Nevertheless, version 7.11 of the Falcon detector for Windows users caused outages for clients who updated during this 78-minute interval. The update did not affect MacOS or Linux users.
Microsoft estimates that 8.5 million Windows users were affected by the outage. Airlines had over 3,000 departures cancelled and 23,000 others delayed. Some electronic payment systems were temporarily unusable, complicating life for consumers and retailers.
Aon recommends that system update experts follow their suppliers' instructions to restore the situation. "Companies should assess any third and fourth-party exposure they have to this incident. Even if your organization was not impacted or has been remediated, there may be external parties your organization relies on which remain effected [sic]," the incident report states.
Insurance impact
Since this was not a malicious incident based on a hacking attempt, system failure risk is covered by the specific cyber risk endorsement in most contracts.

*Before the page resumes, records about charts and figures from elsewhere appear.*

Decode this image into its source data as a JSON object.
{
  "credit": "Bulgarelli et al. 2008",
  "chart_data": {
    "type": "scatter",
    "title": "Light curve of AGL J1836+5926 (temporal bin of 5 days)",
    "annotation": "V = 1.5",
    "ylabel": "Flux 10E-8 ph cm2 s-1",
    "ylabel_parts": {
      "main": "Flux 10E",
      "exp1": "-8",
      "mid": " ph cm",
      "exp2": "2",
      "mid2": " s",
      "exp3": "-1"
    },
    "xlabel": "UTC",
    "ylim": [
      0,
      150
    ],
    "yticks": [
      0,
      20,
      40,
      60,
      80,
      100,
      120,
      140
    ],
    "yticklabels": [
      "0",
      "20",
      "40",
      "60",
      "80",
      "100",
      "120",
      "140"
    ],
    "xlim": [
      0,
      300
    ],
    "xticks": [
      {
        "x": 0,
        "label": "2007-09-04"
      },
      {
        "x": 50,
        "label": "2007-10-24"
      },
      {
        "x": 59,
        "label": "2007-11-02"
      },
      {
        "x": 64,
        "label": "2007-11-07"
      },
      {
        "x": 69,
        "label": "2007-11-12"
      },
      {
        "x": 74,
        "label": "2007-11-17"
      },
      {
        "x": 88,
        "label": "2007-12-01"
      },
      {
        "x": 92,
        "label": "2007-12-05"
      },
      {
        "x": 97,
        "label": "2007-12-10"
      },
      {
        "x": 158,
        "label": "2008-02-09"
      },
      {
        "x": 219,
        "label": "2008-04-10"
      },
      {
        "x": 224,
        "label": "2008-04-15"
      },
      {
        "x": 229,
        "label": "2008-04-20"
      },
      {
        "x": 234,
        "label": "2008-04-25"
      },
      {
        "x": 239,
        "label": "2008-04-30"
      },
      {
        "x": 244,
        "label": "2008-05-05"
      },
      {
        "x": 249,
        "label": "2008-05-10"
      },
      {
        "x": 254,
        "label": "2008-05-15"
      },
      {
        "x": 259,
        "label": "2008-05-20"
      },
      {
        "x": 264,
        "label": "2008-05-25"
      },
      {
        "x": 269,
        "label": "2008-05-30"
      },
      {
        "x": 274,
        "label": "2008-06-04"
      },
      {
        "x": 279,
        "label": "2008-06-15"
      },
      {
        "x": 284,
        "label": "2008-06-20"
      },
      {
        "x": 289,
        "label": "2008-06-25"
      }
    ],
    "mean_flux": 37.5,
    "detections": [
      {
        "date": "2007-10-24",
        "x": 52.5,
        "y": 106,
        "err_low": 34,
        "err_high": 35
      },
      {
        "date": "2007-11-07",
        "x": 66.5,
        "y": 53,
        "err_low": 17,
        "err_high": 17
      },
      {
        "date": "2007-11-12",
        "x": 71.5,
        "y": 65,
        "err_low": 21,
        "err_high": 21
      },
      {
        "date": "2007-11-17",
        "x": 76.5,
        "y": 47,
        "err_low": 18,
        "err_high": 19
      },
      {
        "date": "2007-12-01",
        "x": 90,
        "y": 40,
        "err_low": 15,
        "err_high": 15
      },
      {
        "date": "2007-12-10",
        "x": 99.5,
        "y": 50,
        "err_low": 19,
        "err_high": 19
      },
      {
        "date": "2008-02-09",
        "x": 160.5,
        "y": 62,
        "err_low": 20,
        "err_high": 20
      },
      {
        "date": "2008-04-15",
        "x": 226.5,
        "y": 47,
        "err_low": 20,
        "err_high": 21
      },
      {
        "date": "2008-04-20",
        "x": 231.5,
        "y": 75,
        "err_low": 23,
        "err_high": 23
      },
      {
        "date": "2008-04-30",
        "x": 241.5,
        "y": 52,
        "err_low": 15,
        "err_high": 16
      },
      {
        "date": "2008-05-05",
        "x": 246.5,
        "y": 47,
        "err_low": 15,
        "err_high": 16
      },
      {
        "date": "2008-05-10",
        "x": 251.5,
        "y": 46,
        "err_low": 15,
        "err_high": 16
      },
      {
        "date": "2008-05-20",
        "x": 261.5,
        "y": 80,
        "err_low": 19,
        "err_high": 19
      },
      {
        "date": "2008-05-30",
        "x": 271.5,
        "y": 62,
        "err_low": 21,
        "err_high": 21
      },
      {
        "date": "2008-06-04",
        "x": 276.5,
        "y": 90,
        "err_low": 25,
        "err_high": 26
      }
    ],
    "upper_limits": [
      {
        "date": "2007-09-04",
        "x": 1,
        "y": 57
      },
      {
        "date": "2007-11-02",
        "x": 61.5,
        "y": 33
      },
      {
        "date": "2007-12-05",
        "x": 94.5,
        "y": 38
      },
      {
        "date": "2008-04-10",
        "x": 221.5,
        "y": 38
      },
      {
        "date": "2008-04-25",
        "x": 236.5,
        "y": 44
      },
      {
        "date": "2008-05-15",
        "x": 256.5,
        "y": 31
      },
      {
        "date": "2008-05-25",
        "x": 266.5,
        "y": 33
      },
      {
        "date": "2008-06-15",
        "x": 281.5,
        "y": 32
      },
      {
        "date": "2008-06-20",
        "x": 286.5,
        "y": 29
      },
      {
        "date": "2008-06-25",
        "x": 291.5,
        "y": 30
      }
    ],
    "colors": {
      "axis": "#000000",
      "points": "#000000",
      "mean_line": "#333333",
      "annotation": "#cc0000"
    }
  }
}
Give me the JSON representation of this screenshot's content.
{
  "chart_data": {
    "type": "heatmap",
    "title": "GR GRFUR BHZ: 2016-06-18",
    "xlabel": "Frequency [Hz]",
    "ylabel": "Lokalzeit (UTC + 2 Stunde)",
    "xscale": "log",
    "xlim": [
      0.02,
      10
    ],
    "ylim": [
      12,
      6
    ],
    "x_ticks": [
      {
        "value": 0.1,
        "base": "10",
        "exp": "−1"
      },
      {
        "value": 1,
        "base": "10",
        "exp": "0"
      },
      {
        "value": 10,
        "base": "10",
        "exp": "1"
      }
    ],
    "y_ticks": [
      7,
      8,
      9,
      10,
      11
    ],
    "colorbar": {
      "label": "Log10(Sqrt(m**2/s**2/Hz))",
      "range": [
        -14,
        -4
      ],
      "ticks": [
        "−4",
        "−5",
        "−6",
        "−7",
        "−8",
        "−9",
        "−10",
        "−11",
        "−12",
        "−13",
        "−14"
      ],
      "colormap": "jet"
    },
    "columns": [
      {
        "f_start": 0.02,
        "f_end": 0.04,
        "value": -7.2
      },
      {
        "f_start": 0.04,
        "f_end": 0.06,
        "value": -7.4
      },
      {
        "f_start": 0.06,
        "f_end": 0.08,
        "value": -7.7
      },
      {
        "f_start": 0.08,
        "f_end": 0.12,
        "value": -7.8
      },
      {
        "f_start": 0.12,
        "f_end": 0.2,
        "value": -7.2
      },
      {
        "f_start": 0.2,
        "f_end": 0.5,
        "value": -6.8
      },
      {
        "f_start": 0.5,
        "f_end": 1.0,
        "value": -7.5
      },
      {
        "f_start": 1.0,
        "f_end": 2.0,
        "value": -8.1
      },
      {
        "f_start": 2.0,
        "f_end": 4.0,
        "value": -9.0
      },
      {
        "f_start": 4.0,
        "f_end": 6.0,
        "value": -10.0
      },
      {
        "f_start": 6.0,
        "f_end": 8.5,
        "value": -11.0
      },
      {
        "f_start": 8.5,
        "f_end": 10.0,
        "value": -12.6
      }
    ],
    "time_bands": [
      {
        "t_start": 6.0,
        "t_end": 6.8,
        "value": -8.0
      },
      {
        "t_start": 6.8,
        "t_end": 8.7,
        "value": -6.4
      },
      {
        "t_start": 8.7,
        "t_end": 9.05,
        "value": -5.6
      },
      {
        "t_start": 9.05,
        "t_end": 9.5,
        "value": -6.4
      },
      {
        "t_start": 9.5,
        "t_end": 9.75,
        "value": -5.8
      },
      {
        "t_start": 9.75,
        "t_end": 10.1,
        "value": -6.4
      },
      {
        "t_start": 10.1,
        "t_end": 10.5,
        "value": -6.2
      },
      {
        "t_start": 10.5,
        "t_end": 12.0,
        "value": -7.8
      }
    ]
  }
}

Business interruption losses, when covered, will generate the most claims, according to Aon. Each contract includes a minimum deductible for the duration of the interruption, which can vary from 6 to 24 hours depending on the terms negotiated.
Coverage for revenue loss will be more complex to obtain for insured businesses, as in many cases, sales are simply postponed or can be done manually without IT support.

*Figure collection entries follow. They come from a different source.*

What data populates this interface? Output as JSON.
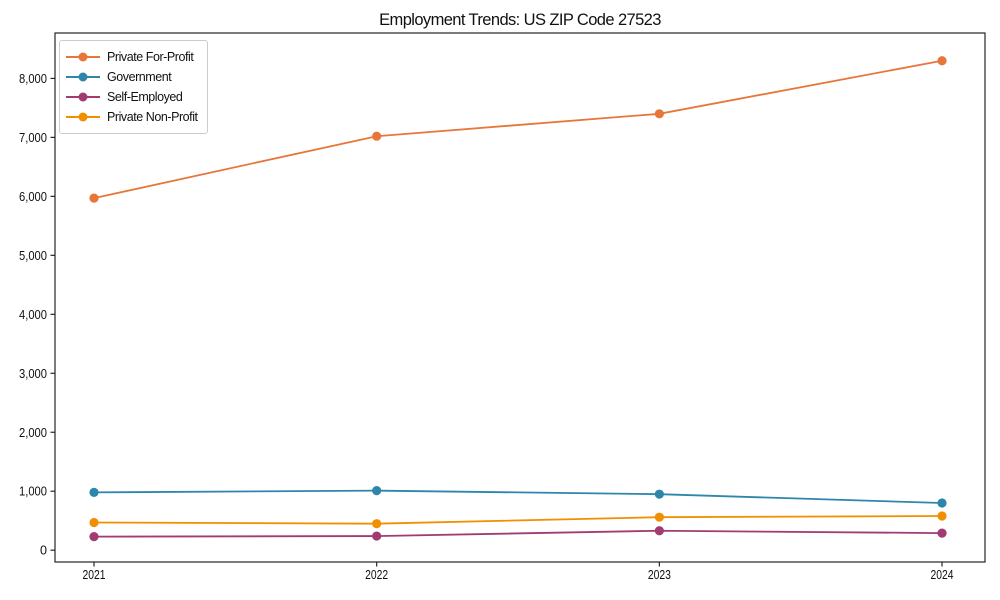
{
  "chart_data": {
    "type": "line",
    "title": "Employment Trends: US ZIP Code 27523",
    "xlabel": "",
    "ylabel": "",
    "categories": [
      "2021",
      "2022",
      "2023",
      "2024"
    ],
    "series": [
      {
        "name": "Private For-Profit",
        "color": "#E8763B",
        "values": [
          5970,
          7020,
          7400,
          8300
        ]
      },
      {
        "name": "Government",
        "color": "#2E86AB",
        "values": [
          980,
          1010,
          950,
          800
        ]
      },
      {
        "name": "Self-Employed",
        "color": "#A23B72",
        "values": [
          230,
          240,
          330,
          290
        ]
      },
      {
        "name": "Private Non-Profit",
        "color": "#F18F01",
        "values": [
          470,
          450,
          560,
          580
        ]
      }
    ],
    "yticks": [
      0,
      1000,
      2000,
      3000,
      4000,
      5000,
      6000,
      7000,
      8000
    ],
    "ytick_labels": [
      "0",
      "1,000",
      "2,000",
      "3,000",
      "4,000",
      "5,000",
      "6,000",
      "7,000",
      "8,000"
    ],
    "ylim": [
      -200,
      8770
    ],
    "xlim": [
      -0.138,
      3.152
    ],
    "grid": false,
    "legend_position": "upper-left",
    "marker": "circle",
    "axis_color": "#262626",
    "text_color": "#111111"
  }
}
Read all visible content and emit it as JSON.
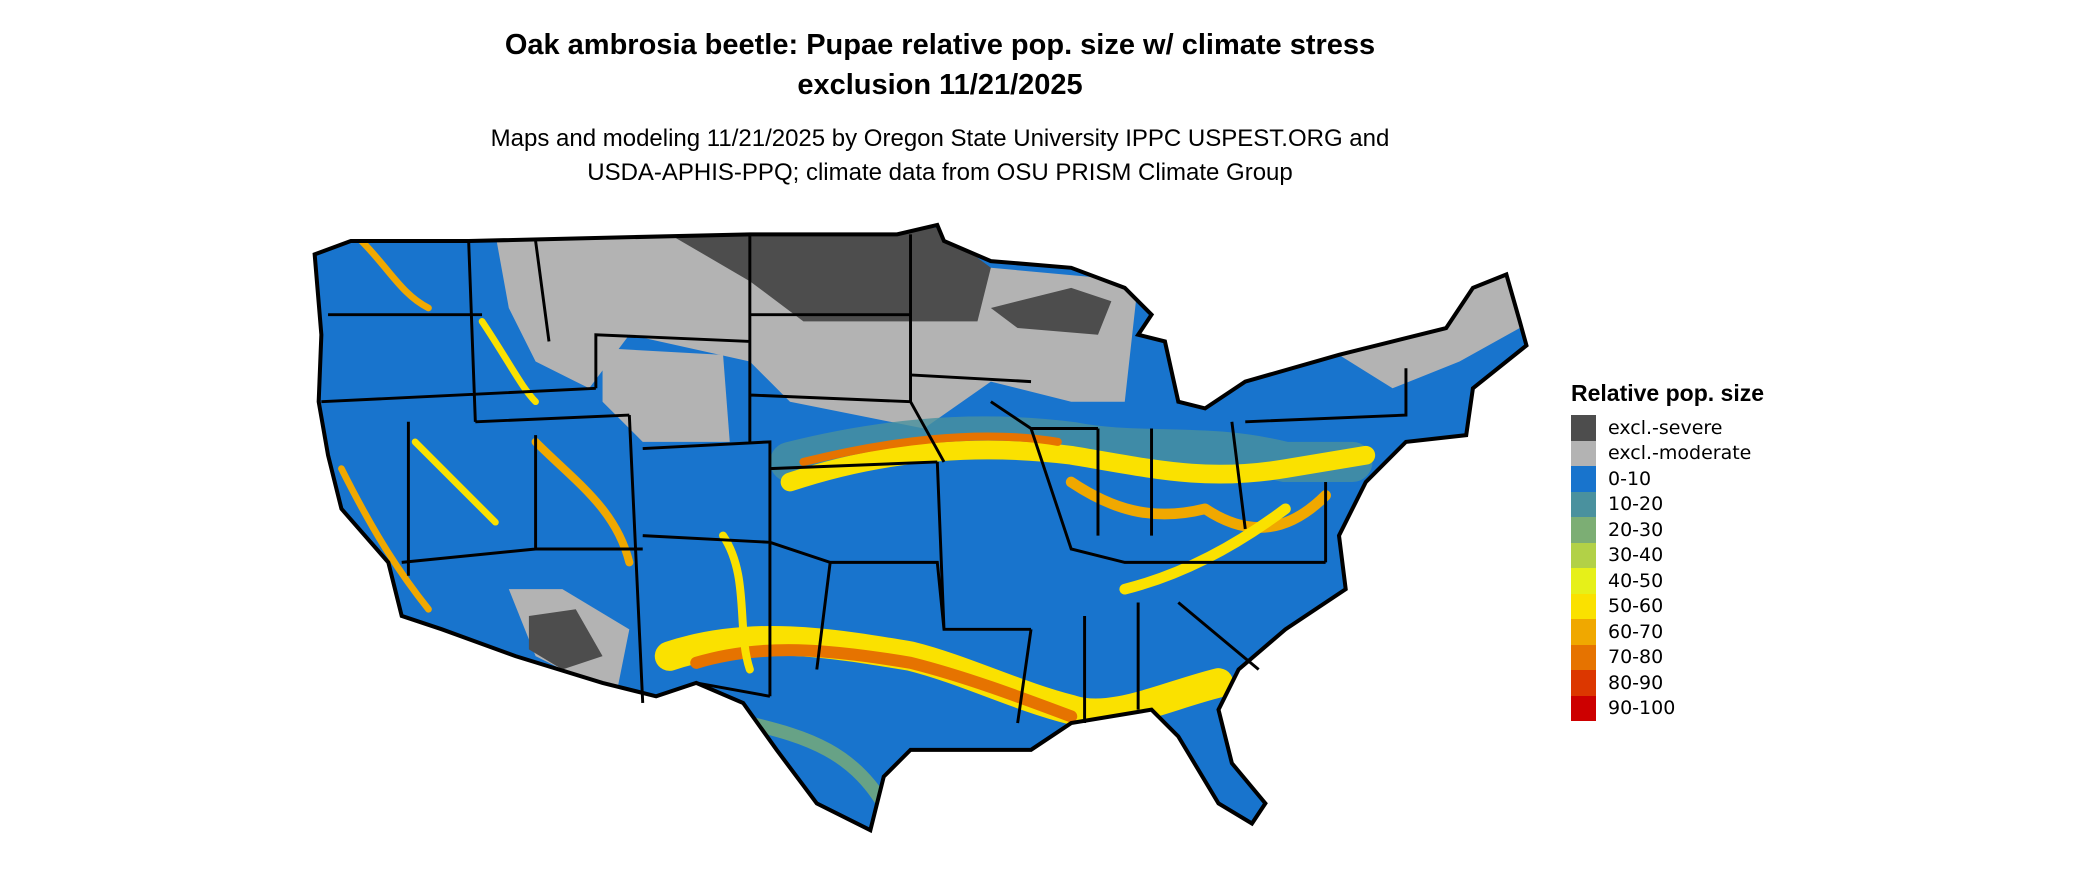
{
  "map": {
    "title_line1": "Oak ambrosia beetle: Pupae relative pop. size w/ climate stress",
    "title_line2": "exclusion 11/21/2025",
    "subtitle_line1": "Maps and modeling 11/21/2025 by Oregon State University IPPC USPEST.ORG and",
    "subtitle_line2": "USDA-APHIS-PPQ; climate data from OSU PRISM Climate Group",
    "region": "Contiguous United States"
  },
  "legend": {
    "title": "Relative pop. size",
    "items": [
      {
        "label": "excl.-severe",
        "color": "#4d4d4d"
      },
      {
        "label": "excl.-moderate",
        "color": "#b3b3b3"
      },
      {
        "label": "0-10",
        "color": "#1874cd"
      },
      {
        "label": "10-20",
        "color": "#4a919e"
      },
      {
        "label": "20-30",
        "color": "#7cae74"
      },
      {
        "label": "30-40",
        "color": "#b2d147"
      },
      {
        "label": "40-50",
        "color": "#e6f019"
      },
      {
        "label": "50-60",
        "color": "#fae100"
      },
      {
        "label": "60-70",
        "color": "#f0a800"
      },
      {
        "label": "70-80",
        "color": "#e67300"
      },
      {
        "label": "80-90",
        "color": "#dc3700"
      },
      {
        "label": "90-100",
        "color": "#cd0000"
      }
    ]
  }
}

The insured business may, however, have suffered impacts related to this business interruption experienced by a dependent supplier. Additional expenses are to be expected to restore connectivity of interactions.
Aon concludes by stating that this incident could be the largest loss related to cyber risk since the NotPetya malware in 2017 and the subsequent ransom demands.
However, according to Aon, the extent of the loss remains uncertain and will depend on two factors: first, the prevalence of system failure coverage, which varies by market; and second, the time required to successfully perform the manual correction for each affected insured, compared to the applicable waiting periods on their cyber policies.